We have all been told that eating your micronutrients (Vitamins and Minerals) is very important because your body needs tiny amounts of them to allow the functioning of various systems throughout your body and to support good health, but why do you actually need Vitamins and Minerals ? Simply put our bodies cannot produce all of the nutrients on its own in sufficient amounts needed to function properly so the only way to get it is by eating them. These include a minimum of 30 vitamins, minerals and macronutrients (carbs, fats and proteins).

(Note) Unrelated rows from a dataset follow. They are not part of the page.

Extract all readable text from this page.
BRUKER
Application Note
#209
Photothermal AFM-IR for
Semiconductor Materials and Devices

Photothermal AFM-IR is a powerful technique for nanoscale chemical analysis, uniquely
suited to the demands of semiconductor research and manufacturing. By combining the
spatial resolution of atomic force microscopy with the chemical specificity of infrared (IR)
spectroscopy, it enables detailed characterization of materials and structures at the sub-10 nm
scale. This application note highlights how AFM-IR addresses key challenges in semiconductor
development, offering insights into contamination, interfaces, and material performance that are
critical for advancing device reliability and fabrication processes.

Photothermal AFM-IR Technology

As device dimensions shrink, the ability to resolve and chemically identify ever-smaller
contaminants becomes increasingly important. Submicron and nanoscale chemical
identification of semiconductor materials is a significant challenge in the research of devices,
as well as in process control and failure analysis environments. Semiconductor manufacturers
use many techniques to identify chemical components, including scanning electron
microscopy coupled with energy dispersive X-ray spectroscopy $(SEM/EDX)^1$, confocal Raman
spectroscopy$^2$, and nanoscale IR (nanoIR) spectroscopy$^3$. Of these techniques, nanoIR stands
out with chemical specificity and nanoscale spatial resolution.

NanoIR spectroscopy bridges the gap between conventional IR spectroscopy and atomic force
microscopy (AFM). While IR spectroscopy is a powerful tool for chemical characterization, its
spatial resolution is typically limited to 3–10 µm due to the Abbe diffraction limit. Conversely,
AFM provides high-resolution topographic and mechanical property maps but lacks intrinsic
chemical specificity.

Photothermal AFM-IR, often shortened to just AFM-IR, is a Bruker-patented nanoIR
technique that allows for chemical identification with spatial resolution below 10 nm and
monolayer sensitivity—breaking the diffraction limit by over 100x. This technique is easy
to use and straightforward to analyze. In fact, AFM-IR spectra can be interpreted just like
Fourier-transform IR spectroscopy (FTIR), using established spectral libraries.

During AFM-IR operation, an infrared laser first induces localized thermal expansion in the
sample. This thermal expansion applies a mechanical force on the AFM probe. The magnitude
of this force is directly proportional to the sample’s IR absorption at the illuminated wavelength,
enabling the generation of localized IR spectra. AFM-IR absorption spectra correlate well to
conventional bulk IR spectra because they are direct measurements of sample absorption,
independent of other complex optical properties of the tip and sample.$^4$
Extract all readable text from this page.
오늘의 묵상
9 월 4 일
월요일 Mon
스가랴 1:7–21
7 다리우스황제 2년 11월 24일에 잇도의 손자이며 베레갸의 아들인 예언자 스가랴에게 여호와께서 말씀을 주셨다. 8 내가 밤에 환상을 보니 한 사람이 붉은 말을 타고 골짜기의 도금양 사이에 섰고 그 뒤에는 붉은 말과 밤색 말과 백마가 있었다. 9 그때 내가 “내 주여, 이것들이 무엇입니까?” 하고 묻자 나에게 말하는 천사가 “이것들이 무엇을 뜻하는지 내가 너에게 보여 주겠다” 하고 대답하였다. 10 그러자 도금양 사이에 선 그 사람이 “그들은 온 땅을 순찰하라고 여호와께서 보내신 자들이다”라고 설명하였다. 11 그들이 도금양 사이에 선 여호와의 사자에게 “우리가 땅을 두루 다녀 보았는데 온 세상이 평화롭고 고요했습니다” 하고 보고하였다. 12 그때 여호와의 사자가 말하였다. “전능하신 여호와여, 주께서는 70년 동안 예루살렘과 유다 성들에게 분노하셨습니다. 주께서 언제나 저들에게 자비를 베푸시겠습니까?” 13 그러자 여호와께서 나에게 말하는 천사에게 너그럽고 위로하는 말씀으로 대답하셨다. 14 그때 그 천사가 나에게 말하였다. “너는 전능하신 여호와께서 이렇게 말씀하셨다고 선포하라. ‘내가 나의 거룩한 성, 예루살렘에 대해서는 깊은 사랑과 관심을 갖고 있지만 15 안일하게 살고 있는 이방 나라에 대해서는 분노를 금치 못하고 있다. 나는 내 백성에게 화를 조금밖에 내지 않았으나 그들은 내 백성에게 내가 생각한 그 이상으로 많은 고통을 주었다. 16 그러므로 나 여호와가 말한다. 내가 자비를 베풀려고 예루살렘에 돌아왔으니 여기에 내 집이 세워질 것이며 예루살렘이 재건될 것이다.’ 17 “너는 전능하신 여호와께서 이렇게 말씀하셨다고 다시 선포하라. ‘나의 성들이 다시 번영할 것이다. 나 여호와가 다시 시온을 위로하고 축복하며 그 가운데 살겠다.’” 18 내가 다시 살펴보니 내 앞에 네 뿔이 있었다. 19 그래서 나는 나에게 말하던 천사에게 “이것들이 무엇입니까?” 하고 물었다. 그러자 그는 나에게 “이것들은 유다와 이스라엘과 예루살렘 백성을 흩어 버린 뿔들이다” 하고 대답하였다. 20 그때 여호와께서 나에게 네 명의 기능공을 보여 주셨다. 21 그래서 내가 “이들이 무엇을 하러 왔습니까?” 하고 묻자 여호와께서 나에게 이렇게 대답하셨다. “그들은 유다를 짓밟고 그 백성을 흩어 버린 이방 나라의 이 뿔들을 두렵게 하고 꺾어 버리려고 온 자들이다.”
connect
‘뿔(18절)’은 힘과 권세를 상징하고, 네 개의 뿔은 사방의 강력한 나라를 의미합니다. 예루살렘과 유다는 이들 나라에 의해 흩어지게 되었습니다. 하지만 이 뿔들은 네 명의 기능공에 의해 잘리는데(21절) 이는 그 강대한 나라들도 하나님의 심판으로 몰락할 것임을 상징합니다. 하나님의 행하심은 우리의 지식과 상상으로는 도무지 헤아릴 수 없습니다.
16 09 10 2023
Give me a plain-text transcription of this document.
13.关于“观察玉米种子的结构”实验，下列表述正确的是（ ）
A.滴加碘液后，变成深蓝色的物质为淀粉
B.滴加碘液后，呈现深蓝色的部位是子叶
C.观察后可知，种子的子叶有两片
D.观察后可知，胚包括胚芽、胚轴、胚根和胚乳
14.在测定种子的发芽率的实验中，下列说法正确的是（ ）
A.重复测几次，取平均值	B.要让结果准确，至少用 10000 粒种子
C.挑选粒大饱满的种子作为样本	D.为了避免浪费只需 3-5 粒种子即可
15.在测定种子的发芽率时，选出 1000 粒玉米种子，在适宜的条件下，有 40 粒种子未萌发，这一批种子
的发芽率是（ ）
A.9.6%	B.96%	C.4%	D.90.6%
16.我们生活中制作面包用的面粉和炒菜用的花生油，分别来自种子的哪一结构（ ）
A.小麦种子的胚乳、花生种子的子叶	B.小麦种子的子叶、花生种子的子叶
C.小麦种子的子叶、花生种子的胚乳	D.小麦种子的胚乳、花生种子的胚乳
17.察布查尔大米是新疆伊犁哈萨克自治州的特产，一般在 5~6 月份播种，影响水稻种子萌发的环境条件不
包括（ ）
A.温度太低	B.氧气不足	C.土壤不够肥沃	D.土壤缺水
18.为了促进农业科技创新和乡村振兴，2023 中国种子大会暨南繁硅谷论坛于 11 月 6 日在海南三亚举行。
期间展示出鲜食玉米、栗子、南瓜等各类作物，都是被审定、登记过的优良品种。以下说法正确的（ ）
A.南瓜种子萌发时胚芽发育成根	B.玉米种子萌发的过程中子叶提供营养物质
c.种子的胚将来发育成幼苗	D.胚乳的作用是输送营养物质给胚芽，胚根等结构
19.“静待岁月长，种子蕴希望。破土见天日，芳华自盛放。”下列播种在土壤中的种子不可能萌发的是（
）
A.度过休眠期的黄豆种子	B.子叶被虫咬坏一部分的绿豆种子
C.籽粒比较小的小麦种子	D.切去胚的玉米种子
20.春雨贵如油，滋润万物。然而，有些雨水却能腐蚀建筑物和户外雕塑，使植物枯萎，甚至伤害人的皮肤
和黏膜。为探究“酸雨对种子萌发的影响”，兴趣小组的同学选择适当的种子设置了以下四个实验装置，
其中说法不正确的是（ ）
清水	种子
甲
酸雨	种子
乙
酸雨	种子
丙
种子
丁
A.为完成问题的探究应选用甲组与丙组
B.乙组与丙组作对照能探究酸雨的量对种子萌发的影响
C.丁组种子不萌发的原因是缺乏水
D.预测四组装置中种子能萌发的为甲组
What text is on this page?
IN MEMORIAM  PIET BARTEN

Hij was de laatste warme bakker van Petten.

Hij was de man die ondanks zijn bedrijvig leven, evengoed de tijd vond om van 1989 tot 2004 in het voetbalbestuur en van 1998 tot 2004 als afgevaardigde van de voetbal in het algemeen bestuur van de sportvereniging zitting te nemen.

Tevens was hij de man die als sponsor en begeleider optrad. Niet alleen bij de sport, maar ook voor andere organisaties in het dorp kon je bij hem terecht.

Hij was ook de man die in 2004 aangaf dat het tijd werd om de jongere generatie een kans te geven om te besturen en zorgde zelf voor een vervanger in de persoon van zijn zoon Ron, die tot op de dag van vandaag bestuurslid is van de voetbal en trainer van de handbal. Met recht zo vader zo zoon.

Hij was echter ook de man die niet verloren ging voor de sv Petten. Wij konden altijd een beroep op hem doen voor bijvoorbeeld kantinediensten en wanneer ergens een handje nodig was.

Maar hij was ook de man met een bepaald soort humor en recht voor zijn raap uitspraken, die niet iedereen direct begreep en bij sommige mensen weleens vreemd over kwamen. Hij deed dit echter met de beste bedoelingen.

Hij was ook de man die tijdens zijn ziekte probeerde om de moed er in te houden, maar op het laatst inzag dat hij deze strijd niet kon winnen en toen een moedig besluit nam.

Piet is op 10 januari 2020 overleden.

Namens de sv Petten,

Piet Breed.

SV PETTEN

There are 2 types of vitamins, fat soluble and water soluble. Your body needs a total of thirteen vitamins to function which include vitamin A, vitamin B6, vitamin B12, vitamin C, vitamin D, vitamin E, vitamin K, niacin, riboflavin, biotin, folate, thiamine and panthothenate.
Water Soluble Vitamins:
- Biotin (vitamin B7)
- Folic acid (folate, vitamin B9)
- Niacin (vitamin B3)
- Panthothenate (vitamin B5)
- Riboflavin (vitamin B2)
- Thiamine (vitamin B1)
- Vitamin B6
- Vitamin B12
- Vitamin C
Nutritionists urge people to take all the B vitamins together because when taken together they have a complex interaction making them far more effective, but trying to obtain every single B vitamin from your foods can be very difficult so taking a Vitamin B Complex supplement can greatly benefit you.
These kind of vitamins are not stored in your body so you will need to consume them more often, it helps release energy from food, produce energy, make collagen and build protein/cells. They are found in a wide range of foods such as fruits, vegetables, dairy and grains. You may not of known this, but by boiling these foods a lot of there vitamins will be lost so the best way to cook these foods is to steam or grill them. If you really need to boil them use the leftover water with all the vitamins in soups or stews.
Fat Soluble Vitamins:
- Vitamin A
- Vitamin D
- Vitamin E
- Vitamin K
Fish oils contain both vitamins A and D: Click Here For More…
Your body stores these vitamins in your liver and fat for future use so you won’t need to consume foods that contain them everyday or else if you have too much it can be harmful to your health. They are found in fatty foods such as animal products like eggs, oily fish, dairy and vegetable oils. This quartet of vitamins helps build your bones, protect your vision/body and allow the absorption/storage of vitamin A.
Our body needs many minerals, but the essential minerals include selenium, sodium, iron, phosphorus, magnesium, calcium, zinc and iodine. These minerals are not more important to your health than trace minerals; they’re just present in your body in larger amounts. Trace Minerals include potassium, copper, manganese, fluoride, chromium and molybdenum. Minerals are needed for 3 main reasons: building strong teeth/bones, turning food you eat into energy and controlling your bodily fluids in and outside of cells.